THOUSANDS of cyclists braced “biblical” amounts of rain to travel 56 miles for the London to Brighton Bike Ride.

For 44 years, dedicated cyclists have taken part in the capital to coast cycling challenge to raise money for the British Heart Foundation (BHF).

This year, more than £2 million was raised for the charity and some riders collected sums for other worthy causes.

Sarah Nash raised £2,000 to combat Pancreatic Cancer, after her husband died from the disease seven months ago.

The 54-year-old grandmother, from Henley, Oxfordshire, was cycling with her friend Matt Gordon and her three sons.

She said: “It was very, very wet.

“I did it in about 4 hours and ten minutes, which isn’t too bad because we had planned to do it in eight. It was a piece of cake, but a seagull did poo on my sock.”

Sarah’s friend Matt said: “The hardest thing was putting up with Sarah for a few hours.

“That and Beacon Hill.

“It was easy for her as she had an electric bike.”

The riders set off from Clapham common and finished in Madeira Drive on Brighton seafront.

Every rider was given a medal once they crossed the finishing line.

Noel Oliver, 56, has taken part in every ride over the last ten years with his 23-year-old son, Nathan.

Each year they ride in aid of Noel’s late father, who survived a heart operation more than a decade ago.

He said: “All-in-all it was a great day out, but certainly the wettest we’ve done.

“We have done it every year for ten years – I think it just gets easier.

“We do it as my dad had a triple heart bypass and I don’t think he would have survived if it wasn’t for the BHF.”

Noel’s son, Nathan, said he had a “good father’s day” cycling with his father.

At the end of the route riders, friends, family members and spectators gathered on the beach.

Here, people could wash their bikes, listen to live music, charge their phones, use the toilet or grab a beer from a repurposed bus.

Workmates Sam Wilkes James Creedy, and Darren Newman, enjoyed a well-deserved beer on Brighton beach after finishing the trek in four and a half hours.

Sam Wilkes, from Jersey, said: “The rain was biblical.

“It was my first time and it was wetter, windier and hillier than I thought it would be.
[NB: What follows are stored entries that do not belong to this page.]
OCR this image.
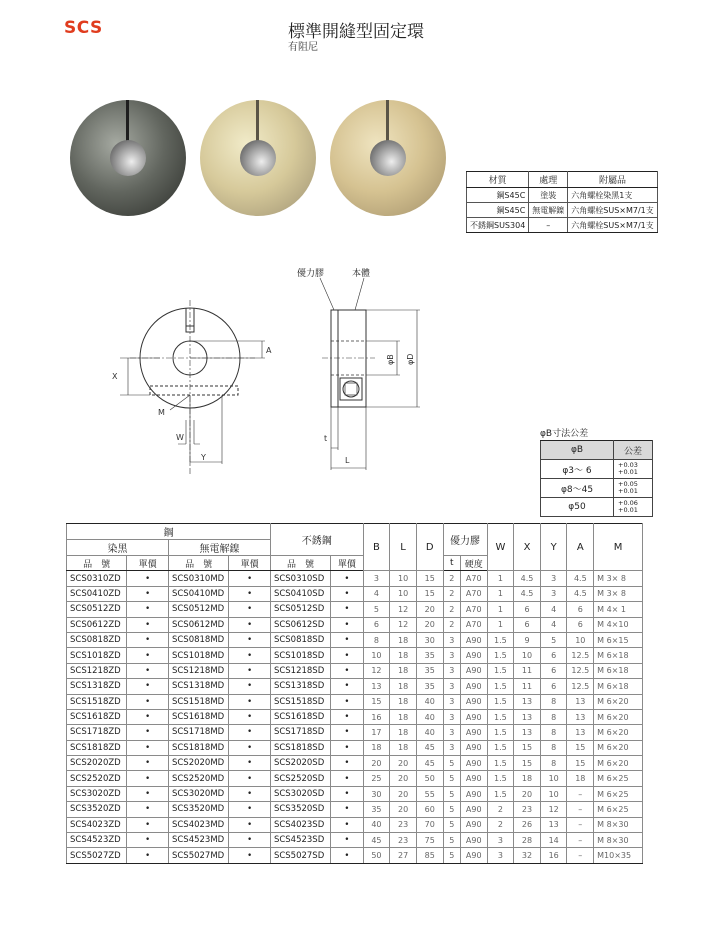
SCS	標準開縫型固定環
有阻尼
材質	處理	附屬品
鋼S45C	塗裝	六角螺栓染黑1支
鋼S45C	無電解鎳	六角螺栓SUS×M7/1支
不銹鋼SUS304	–	六角螺栓SUS×M7/1支
優力膠	本體
A
X
M
W
Y
t
L
φB φD
φB寸法公差
φB	公差
φ3〜 6	+0.03
+0.01

φ8〜45	+0.05
+0.01

φ50	+0.06
+0.01
鋼				不銹鋼		B	L	D	優力膠		W	X	Y	A	M
染黑		無電解鎳													
品　號	單價	品　號	單價	品　號	單價				t	硬度					
SCS0310ZD	•	SCS0310MD	•	SCS0310SD	•	3	10	15	2	A70	1	4.5	3	4.5	M 3× 8
SCS0410ZD	•	SCS0410MD	•	SCS0410SD	•	4	10	15	2	A70	1	4.5	3	4.5	M 3× 8
SCS0512ZD	•	SCS0512MD	•	SCS0512SD	•	5	12	20	2	A70	1	6	4	6	M 4× 1
SCS0612ZD	•	SCS0612MD	•	SCS0612SD	•	6	12	20	2	A70	1	6	4	6	M 4×10
SCS0818ZD	•	SCS0818MD	•	SCS0818SD	•	8	18	30	3	A90	1.5	9	5	10	M 6×15
SCS1018ZD	•	SCS1018MD	•	SCS1018SD	•	10	18	35	3	A90	1.5	10	6	12.5	M 6×18
SCS1218ZD	•	SCS1218MD	•	SCS1218SD	•	12	18	35	3	A90	1.5	11	6	12.5	M 6×18
SCS1318ZD	•	SCS1318MD	•	SCS1318SD	•	13	18	35	3	A90	1.5	11	6	12.5	M 6×18
SCS1518ZD	•	SCS1518MD	•	SCS1518SD	•	15	18	40	3	A90	1.5	13	8	13	M 6×20
SCS1618ZD	•	SCS1618MD	•	SCS1618SD	•	16	18	40	3	A90	1.5	13	8	13	M 6×20
SCS1718ZD	•	SCS1718MD	•	SCS1718SD	•	17	18	40	3	A90	1.5	13	8	13	M 6×20
SCS1818ZD	•	SCS1818MD	•	SCS1818SD	•	18	18	45	3	A90	1.5	15	8	15	M 6×20
SCS2020ZD	•	SCS2020MD	•	SCS2020SD	•	20	20	45	5	A90	1.5	15	8	15	M 6×20
SCS2520ZD	•	SCS2520MD	•	SCS2520SD	•	25	20	50	5	A90	1.5	18	10	18	M 6×25
SCS3020ZD	•	SCS3020MD	•	SCS3020SD	•	30	20	55	5	A90	1.5	20	10	–	M 6×25
SCS3520ZD	•	SCS3520MD	•	SCS3520SD	•	35	20	60	5	A90	2	23	12	–	M 6×25
SCS4023ZD	•	SCS4023MD	•	SCS4023SD	•	40	23	70	5	A90	2	26	13	–	M 8×30
SCS4523ZD	•	SCS4523MD	•	SCS4523SD	•	45	23	75	5	A90	3	28	14	–	M 8×30
SCS5027ZD	•	SCS5027MD	•	SCS5027SD	•	50	27	85	5	A90	3	32	16	–	M10×35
“But the sun came out for us as we got into Brighton.”

Darren Newman, from East London, who raised more than £1,000 for the BHF, said: “The real rush isn’t crossing the finish line, it’s getting to the top of Ditchling Beacon, looking ahead, and seeing the sea.

“It’s all downhill from there.

“The stewards were cheering us on the whole way which is great.

“Then people were lining up and cheering us on in Brighton.”

Cyclist Jesse Embury, 26, said that although it rained for “40 per cent of the time”, he had a great day out.

He said; “It was relentless, as soon as I crossed the finish line I limped over to get a seat and a beer.I did it in 4 hours and ten minutes, which isn’t bad but isn’t great. The whole thing was inspiring really.”

Since the event’s inception, elite and novice riders alike have pedalled more than 41 million miles between them and raised more than £70 million to help the charity “beat heartbreak forever”.

Roshan Teeluck , head of events at the BHF, said: “We’re thrilled to have raised an outstanding amount and we’re truly grateful to all the BHF champions who took part. Their dedication and commitment means we can continue to fund lifesaving research and make a lasting difference.”